Por asombroso que pueda parecer, más de una estadística revela que en torno al 15% de los menores no son hijos biológicos de su supuesto padre. La comprobación de una realidad tan amarga gracias a los avances de la genética es, a día de hoy, un motivo de divorcio que en épocas pasadas, por falta de medios técnicos, no se contemplaba. En ese sentido, recibí hace algún tiempo una consulta acerca de un asunto relacionado con una negativa judicial a la realización de unas pruebas de paternidad. El interesado pretendía averiguar a instancias suyas -y aquí estriba la novedad- si era el padre biológico de un niño. Lo normal en estos casos es que los varones se nieguen a colaborar en el esclarecimiento de su condición, de modo que me resultó sorprendente enfrentarme al caso contrario.
No es infrecuente toparse con individuos que, al negarse a reconocer legalmente a sus descendientes, aboquen a la mujer a acudir a la vía judicial. Por lo tanto, no está de más clarificar algunas ideas acerca de un tema tan espinoso. La descendencia de las mujeres es siempre clara e identificable, cuestión que no ocurre con la de los varones. Dicho de otro modo, la maternidad es un hecho, mientras que la paternidad es una mera presunción. El Derecho ha intentado, con mejor o peor fortuna, solventar cuantos extremos han ido surgiendo en torno a una delicada materia que afecta, al menos, a tres bandas: la madre, el padre y el vástago.
En las demandas de paternidad es el propio demandante quien está obligado a acreditar una serie de indicios que doten de cierta eficacia probatoria a los hechos que van a constituir el centro de su pretensión. Complemento imprescindible a dichos indicios es la realización de las pertinentes pruebas biológicas que certifiquen la relación parental a demostrar. En concreto, la prueba de ADN posee una efectividad cercana al 99,9% y, en cuanto a su eficacia procesal, supera sin discusión al restante material probatorio esgrimido. Sin embargo, y aunque se dicte una orden judicial expresa, no existe medio coercitivo alguno que pueda obligar a un individuo a la realización de la citada prueba, que suele consistir en un frotis bucal o en un análisis capilar.

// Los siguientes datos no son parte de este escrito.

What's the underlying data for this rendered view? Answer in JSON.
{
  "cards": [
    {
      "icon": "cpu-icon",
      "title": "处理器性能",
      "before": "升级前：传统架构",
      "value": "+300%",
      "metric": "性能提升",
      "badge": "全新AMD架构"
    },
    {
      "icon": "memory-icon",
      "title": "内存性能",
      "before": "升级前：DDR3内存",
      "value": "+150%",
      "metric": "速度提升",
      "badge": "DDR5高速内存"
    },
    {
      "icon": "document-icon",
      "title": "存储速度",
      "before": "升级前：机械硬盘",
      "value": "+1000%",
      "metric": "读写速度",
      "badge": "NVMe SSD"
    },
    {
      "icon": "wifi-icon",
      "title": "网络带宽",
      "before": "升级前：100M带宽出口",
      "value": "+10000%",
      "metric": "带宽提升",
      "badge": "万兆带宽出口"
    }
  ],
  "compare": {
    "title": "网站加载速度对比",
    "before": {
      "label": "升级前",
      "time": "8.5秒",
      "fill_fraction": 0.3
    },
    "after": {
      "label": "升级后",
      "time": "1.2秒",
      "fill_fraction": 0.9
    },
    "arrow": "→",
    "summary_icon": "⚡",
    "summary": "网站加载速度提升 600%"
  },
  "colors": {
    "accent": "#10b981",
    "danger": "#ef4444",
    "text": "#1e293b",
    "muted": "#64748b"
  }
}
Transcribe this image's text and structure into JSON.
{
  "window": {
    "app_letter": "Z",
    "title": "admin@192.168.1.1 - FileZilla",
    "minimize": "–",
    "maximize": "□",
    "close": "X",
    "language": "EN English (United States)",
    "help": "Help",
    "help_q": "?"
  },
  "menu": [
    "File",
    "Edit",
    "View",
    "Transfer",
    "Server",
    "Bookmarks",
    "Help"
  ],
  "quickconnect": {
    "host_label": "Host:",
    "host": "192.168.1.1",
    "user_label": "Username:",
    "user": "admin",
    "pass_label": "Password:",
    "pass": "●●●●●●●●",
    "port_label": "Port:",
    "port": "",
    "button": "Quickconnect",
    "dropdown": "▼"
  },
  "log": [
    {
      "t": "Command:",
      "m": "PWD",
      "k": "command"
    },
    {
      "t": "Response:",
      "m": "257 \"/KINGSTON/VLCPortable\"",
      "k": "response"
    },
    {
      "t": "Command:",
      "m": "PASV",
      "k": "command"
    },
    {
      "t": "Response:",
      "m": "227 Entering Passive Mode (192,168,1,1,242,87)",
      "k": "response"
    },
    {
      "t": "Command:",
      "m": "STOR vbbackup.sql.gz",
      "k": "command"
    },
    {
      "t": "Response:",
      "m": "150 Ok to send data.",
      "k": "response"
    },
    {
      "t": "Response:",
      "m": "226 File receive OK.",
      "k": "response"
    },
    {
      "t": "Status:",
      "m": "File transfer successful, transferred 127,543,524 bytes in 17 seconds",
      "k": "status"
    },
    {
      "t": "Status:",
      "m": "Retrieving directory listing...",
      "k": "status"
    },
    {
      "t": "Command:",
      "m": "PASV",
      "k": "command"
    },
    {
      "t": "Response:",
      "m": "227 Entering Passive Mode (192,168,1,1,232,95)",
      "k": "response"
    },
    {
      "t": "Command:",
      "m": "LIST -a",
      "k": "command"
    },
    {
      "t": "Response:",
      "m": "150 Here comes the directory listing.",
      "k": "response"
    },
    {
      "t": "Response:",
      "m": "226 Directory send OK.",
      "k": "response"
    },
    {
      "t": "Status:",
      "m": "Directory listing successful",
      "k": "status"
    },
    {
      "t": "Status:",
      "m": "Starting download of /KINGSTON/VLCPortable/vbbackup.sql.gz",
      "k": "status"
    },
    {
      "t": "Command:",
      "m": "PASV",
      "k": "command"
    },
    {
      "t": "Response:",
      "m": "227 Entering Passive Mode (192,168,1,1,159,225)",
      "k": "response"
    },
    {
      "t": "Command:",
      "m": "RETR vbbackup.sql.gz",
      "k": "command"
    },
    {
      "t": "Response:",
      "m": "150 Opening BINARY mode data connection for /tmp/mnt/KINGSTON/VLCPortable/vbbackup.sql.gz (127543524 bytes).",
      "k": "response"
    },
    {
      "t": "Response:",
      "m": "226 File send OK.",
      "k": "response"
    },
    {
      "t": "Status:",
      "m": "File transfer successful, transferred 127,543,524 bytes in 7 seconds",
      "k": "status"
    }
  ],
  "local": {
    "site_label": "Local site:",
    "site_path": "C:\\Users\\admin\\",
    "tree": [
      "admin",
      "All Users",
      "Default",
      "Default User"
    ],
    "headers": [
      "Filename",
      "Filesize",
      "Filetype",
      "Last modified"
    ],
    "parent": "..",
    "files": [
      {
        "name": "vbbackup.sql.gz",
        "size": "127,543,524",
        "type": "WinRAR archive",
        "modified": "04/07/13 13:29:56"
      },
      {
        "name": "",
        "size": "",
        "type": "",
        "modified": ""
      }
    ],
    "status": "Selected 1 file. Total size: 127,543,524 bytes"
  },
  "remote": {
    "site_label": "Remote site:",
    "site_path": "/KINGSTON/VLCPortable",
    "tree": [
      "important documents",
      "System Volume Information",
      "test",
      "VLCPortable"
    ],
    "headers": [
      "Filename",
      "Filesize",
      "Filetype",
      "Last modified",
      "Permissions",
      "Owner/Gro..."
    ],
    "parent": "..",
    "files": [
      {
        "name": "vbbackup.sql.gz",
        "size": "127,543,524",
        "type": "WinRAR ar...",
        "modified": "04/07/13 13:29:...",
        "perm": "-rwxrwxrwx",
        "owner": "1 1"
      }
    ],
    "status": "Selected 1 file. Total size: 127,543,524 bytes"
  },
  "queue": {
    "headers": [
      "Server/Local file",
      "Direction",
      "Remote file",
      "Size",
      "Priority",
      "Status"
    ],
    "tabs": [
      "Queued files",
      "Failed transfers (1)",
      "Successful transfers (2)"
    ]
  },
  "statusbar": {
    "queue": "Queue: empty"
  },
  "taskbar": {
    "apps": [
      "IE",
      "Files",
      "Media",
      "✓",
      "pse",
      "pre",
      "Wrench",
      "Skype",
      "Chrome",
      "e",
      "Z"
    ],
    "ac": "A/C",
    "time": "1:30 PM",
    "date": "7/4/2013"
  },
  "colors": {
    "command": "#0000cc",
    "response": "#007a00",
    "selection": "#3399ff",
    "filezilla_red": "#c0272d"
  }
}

Es indudable que esta clase de procesos sitúa a los afectados ante un conflicto de derechos y de bienes jurídicos protegidos que las leyes correspondientes tratan de armonizar. Por un lado, se alza el derecho filial a conocer la propia identidad y a obtener los apellidos y la herencia que le pertenecen. Esta acción puede ejercerse durante toda la vida, aunque durante la minoría de edad debe efectuarse a través de un representante legal o del Ministerio Fiscal. Por otro, se halla el derecho de la madre a clarificar la paternidad de su criatura. Y, por último, el derecho del supuesto padre a la integridad física, al honor, a la intimidad y a la privacidad.
Conviene resaltar que, si la negativa de éste a la investigación es injustificada, los tribunales podrán equipararla a una confesión presunta. De hecho, el propio Tribunal Constitucional ya se ha manifestado al respecto, afirmando que «el derecho a la integridad física y a la intimidad personal no se infringe cuando alguien debe someterse a una prueba prevista en las leyes y acordada razonablemente por un juez». Tampoco hay que olvidar que la vigente Constitución Española equipara a todos los efectos la filiación de los hijos matrimoniales y extramatrimoniales.
En conclusión, lo verdaderamente relevante en este sensible asunto es constatar que el TC no avala en ningún caso una declaración de paternidad basada única y exclusivamente en la negativa del demandado a someterse a las pruebas biológicas pertinentes. Para evitar reclamaciones carentes de base, también es requisito sine qua non la concurrencia de otros indicios fehacientes que corroboren la relación mantenida por la pareja y que dio origen al nacimiento del descendiente de ambos.